If a provider or vendor violates such laws, the opinion explains, it may be rendered ineligible to participate in TEFA under Education Code section 29.358(h)(2). Whether those violations exist in any particular case, however, is a factual question that must be investigated and decided by the Comptroller’s Office.
The opinion further outlines the administrative tools available to the Comptroller in carrying out these responsibilities. Under the TEFA statute, the Comptroller may request information to verify eligibility, conduct audits, suspend or revoke participation for failure to comply with applicable law, and recover improperly distributed funds. The Legislature also authorized the Comptroller to engage third-party auditors and consultants to assist with oversight and compliance.
Finally, the opinion makes clear that decisions regarding the timing of provider approvals, including delays unrelated to the specific concerns raised in the request letter, fall within the Comptroller’s statutory authority. The Office of the Attorney General does not control eligibility determinations or approval timelines and does not substitute its judgment for that of the program administrator.
Public Response and Legal Framing
The Attorney General’s opinion prompted immediate public reaction and competing legal interpretations from state officials, advocacy groups, and media outlets. While the opinion itself focuses narrowly on statutory authority and administrative responsibility, much of the public discussion has centered on broader constitutional and policy implications, particularly as they relate to religious liberty and equal treatment under the law.
Religious Discrimination and First Amendment Claims
Following the release of the opinion, some advocacy groups and commentators raised concerns that excluding or delaying approval of certain schools based on associations or hosted events could raise constitutional issues, including claims related to religious discrimination and First Amendment protections.
The opinion itself does not address constitutional claims directly. Instead, it focuses on statutory interpretation and administrative authority, leaving any constitutional challenges to be resolved through litigation if disputes arise.
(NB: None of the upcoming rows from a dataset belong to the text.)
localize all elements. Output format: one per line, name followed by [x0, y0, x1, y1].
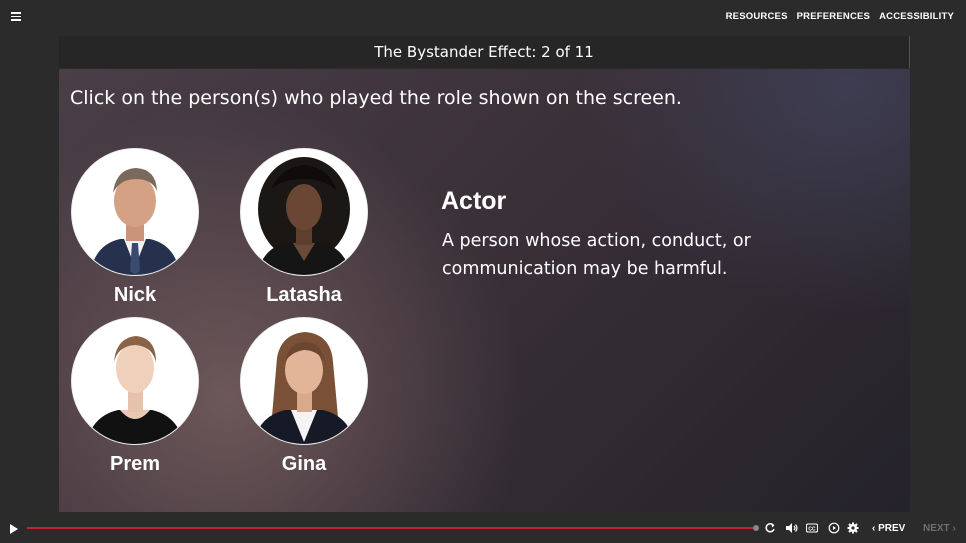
person-prem[interactable]: Prem [71, 317, 199, 476]
avatar [71, 317, 199, 445]
top-nav: RESOURCES PREFERENCES ACCESSIBILITY [726, 11, 954, 22]
captions-icon[interactable]: CC [806, 522, 818, 534]
play-icon[interactable] [10, 524, 18, 534]
prev-label: PREV [878, 523, 906, 534]
volume-icon[interactable] [785, 522, 798, 534]
chevron-right-icon: › [952, 523, 956, 534]
next-button[interactable]: NEXT › [923, 523, 956, 534]
player-controls: CC ‹ PREV NEXT › [0, 513, 966, 543]
top-bar: RESOURCES PREFERENCES ACCESSIBILITY [0, 0, 966, 34]
avatar [240, 148, 368, 276]
svg-text:CC: CC [808, 526, 816, 532]
preferences-link[interactable]: PREFERENCES [797, 11, 870, 22]
portrait-gina-image [253, 332, 355, 444]
settings-gear-icon[interactable] [847, 522, 859, 534]
person-name: Latasha [266, 284, 342, 306]
avatar [71, 148, 199, 276]
playback-speed-icon[interactable] [828, 522, 840, 534]
progress-thumb[interactable] [753, 525, 759, 531]
progress-bar[interactable] [27, 525, 759, 531]
slide-title: The Bystander Effect: 2 of 11 [59, 36, 910, 68]
hamburger-menu-icon[interactable] [11, 12, 21, 21]
person-name: Gina [281, 453, 327, 475]
chevron-left-icon: ‹ [872, 523, 876, 534]
prev-button[interactable]: ‹ PREV [872, 523, 905, 534]
avatar [240, 317, 368, 445]
accessibility-link[interactable]: ACCESSIBILITY [879, 11, 954, 22]
portrait-nick-image [90, 168, 180, 275]
next-label: NEXT [923, 523, 950, 534]
person-name: Prem [109, 453, 161, 475]
person-nick[interactable]: Nick [71, 148, 199, 307]
resources-link[interactable]: RESOURCES [726, 11, 788, 22]
slide-canvas: Click on the person(s) who played the ro… [59, 69, 910, 512]
portrait-prem-image [86, 336, 184, 444]
portrait-latasha-image [257, 157, 351, 275]
role-title: Actor [441, 187, 507, 215]
person-latasha[interactable]: Latasha [240, 148, 368, 307]
person-name: Nick [113, 284, 157, 306]
person-gina[interactable]: Gina [240, 317, 368, 476]
instruction-text: Click on the person(s) who played the ro… [70, 87, 682, 109]
role-description: A person whose action, conduct, or commu… [442, 231, 751, 279]
replay-icon[interactable] [764, 522, 776, 534]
State Position on Taxpayer Protection
In announcing the opinion, the Attorney General framed the issue as one of taxpayer protection, stating that Texas tax dollars should not be used to support institutions illegally tied to terrorists or foreign adversaries. The accompanying press release emphasizes that the Comptroller possesses full statutory authority to prevent misuse of TEFA funds and that the Attorney General’s office stands ready to defend lawful determinations made under that authority.
Conclusion
As Texas prepares to implement its first Education Savings Account program, the recent Attorney General opinion provides legal clarity on the respective roles of the Comptroller and the Attorney General. The opinion reinforces that eligibility decisions under TEFA are administrative determinations grounded in statutory authority and compliance with applicable law.
While public debate has focused on the broader implications of the opinion, its immediate effect is procedural. It confirms who decides eligibility, how existing laws may apply, and where responsibility lies as the TEFA program moves toward its first application cycle, which begins in February 2026.